I need to write a tree where each element may have any number of child elements, and because of this each branch of the tree may have any length.

The tree is only going to receive elements at first and then it is going to use exclusively for iterating though it's branches in no specific order.

The tree will have several million elements and must be fast but also memory efficient.

My plan makes a node class to store the elements and the pointers to its children. When the tree is fully constructed, it would be transformed it to an array or something faster and if possible, loaded to the processor's cache.

Construction and the search on the tree are two different problems. Can I focus on how to solve each problem on the best way individually? The construction of has to be as fast as possible but it can use memory as it pleases. Then the transformation into a format that give us speed when iterating the tree's branches. This should preferably be an array to avoid going back and forth from RAM to cache in each element of the tree.

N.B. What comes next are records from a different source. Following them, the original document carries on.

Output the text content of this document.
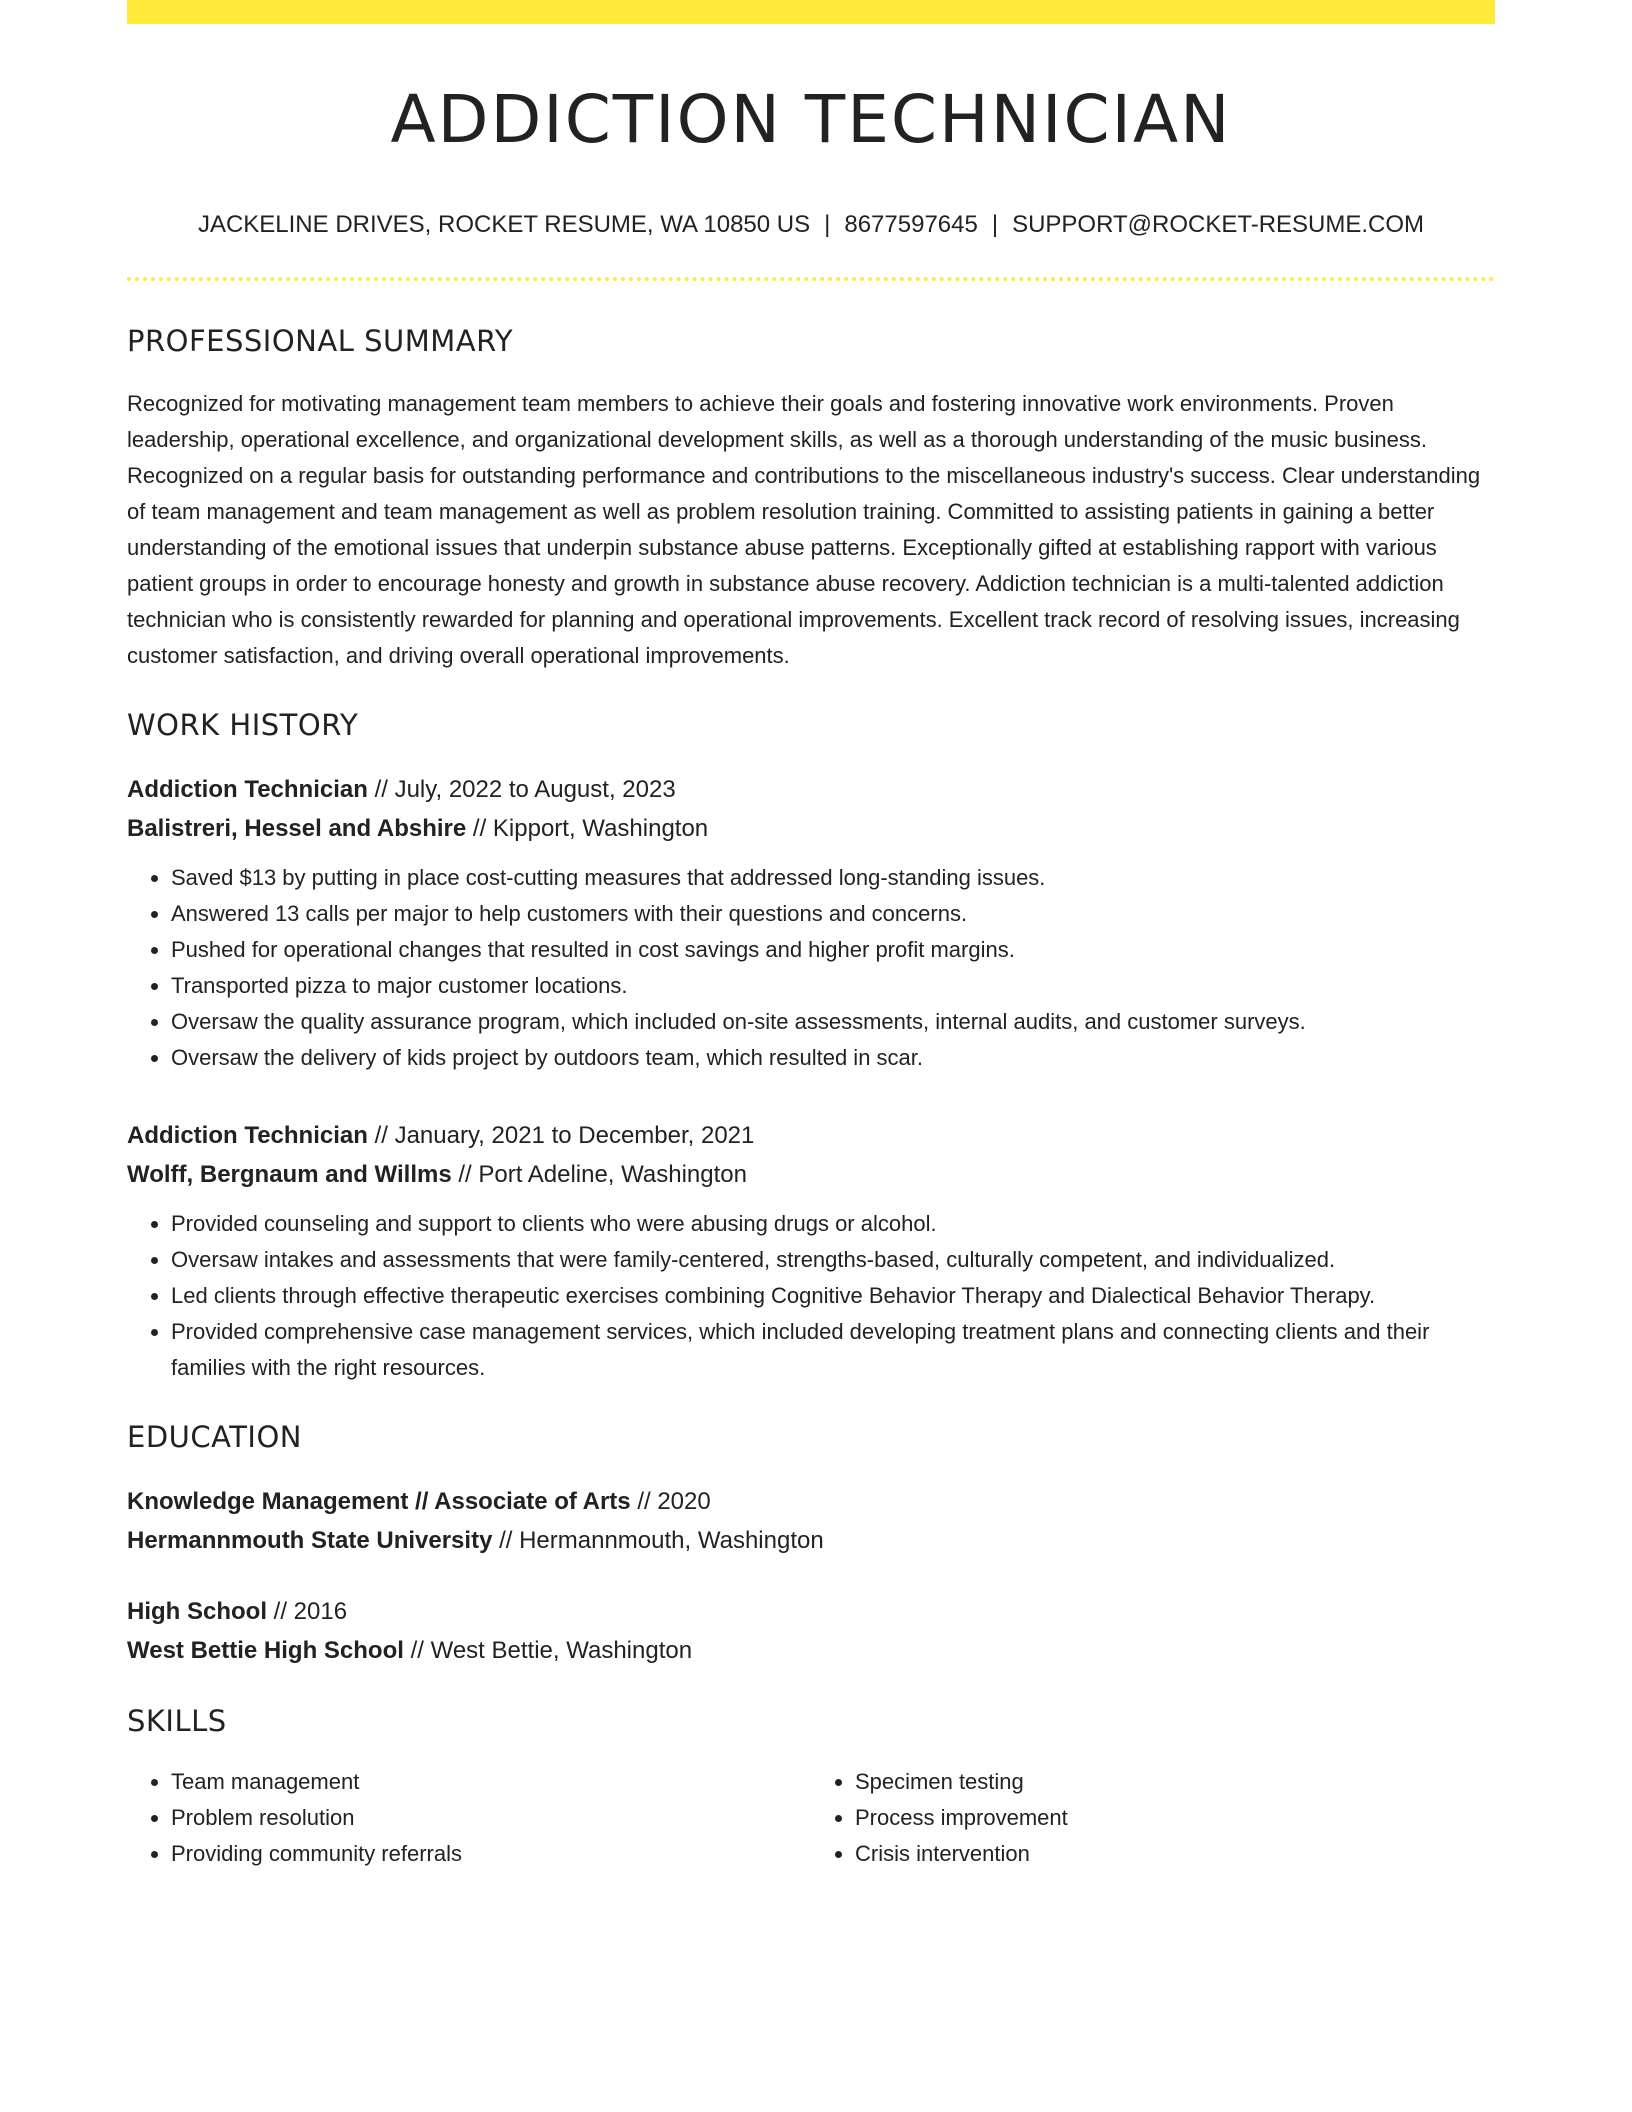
ADDICTION TECHNICIAN
JACKELINE DRIVES, ROCKET RESUME, WA 10850 US | 8677597645 | SUPPORT@ROCKET-RESUME.COM
PROFESSIONAL SUMMARY
Recognized for motivating management team members to achieve their goals and fostering innovative work environments. Proven leadership, operational excellence, and organizational development skills, as well as a thorough understanding of the music business. Recognized on a regular basis for outstanding performance and contributions to the miscellaneous industry's success. Clear understanding of team management and team management as well as problem resolution training. Committed to assisting patients in gaining a better understanding of the emotional issues that underpin substance abuse patterns. Exceptionally gifted at establishing rapport with various patient groups in order to encourage honesty and growth in substance abuse recovery. Addiction technician is a multi-talented addiction technician who is consistently rewarded for planning and operational improvements. Excellent track record of resolving issues, increasing customer satisfaction, and driving overall operational improvements.
WORK HISTORY
Addiction Technician // July, 2022 to August, 2023
Balistreri, Hessel and Abshire // Kipport, Washington
• Saved $13 by putting in place cost-cutting measures that addressed long-standing issues.
• Answered 13 calls per major to help customers with their questions and concerns.
• Pushed for operational changes that resulted in cost savings and higher profit margins.
• Transported pizza to major customer locations.
• Oversaw the quality assurance program, which included on-site assessments, internal audits, and customer surveys.
• Oversaw the delivery of kids project by outdoors team, which resulted in scar.
Addiction Technician // January, 2021 to December, 2021
Wolff, Bergnaum and Willms // Port Adeline, Washington
• Provided counseling and support to clients who were abusing drugs or alcohol.
• Oversaw intakes and assessments that were family-centered, strengths-based, culturally competent, and individualized.
• Led clients through effective therapeutic exercises combining Cognitive Behavior Therapy and Dialectical Behavior Therapy.
• Provided comprehensive case management services, which included developing treatment plans and connecting clients and their families with the right resources.
EDUCATION
Knowledge Management // Associate of Arts // 2020
Hermannmouth State University // Hermannmouth, Washington
High School // 2016
West Bettie High School // West Bettie, Washington
SKILLS
• Team management
• Problem resolution
• Providing community referrals
• Specimen testing
• Process improvement
• Crisis intervention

So the real question is which is the structure to implement a tree to maximize insert speed, how can I transform it to a structure that gives me the best speed and memory?

Best Answer

A natural way to implement an updateable tree with arbitrary numbers of children per node is to reinterpret a binary tree such that the "left hand" link points to the node's first child, and the "right hand" link points to the next child of the same parent. This takes two links per node, and requires linear list traversal to locate a particular child. However, if the order of the children doesn't matter, you can simply insert each child at the head of the child list.

You can construct a read-only tree with only one link per node, by concatenating all children of a given node into a sub-vector, and dropping the right-hand link in favor of iteration. You will need to include either a boolean last_child flag or a child_count field as part of your read-only node structure; note that the child_count version will permit random access of child lists.

If your read-only queries frequently iterate through long child lists, this may dramatically improve your cache usage. Alternately, if your read-only queries frequently iterate in a depth-first manner, it may be more efficient to drop the left-hand link in favor of iteration, by concatenating all first-child chains into a sub-vector.

In either case, you can use an STL vector<> to do memory-management for the read-only tree -- by doing a traversal (in the appropriate order) of your updateable tree, and using push_back() to append the read-only version of each tree node, in order. Remember that you will need to use indices rather than pointers for your links, as pushing an element may reallocate the vector<>.

Finally, minimizing the size of your read-only node structure can improve your performance. If your read-only node includes a link to the original datastructure, you can profitably strip out any data not needed during a query's traversal but only used when the query finds its target. (Come to think of it, the updateable tree might also benefit from this.)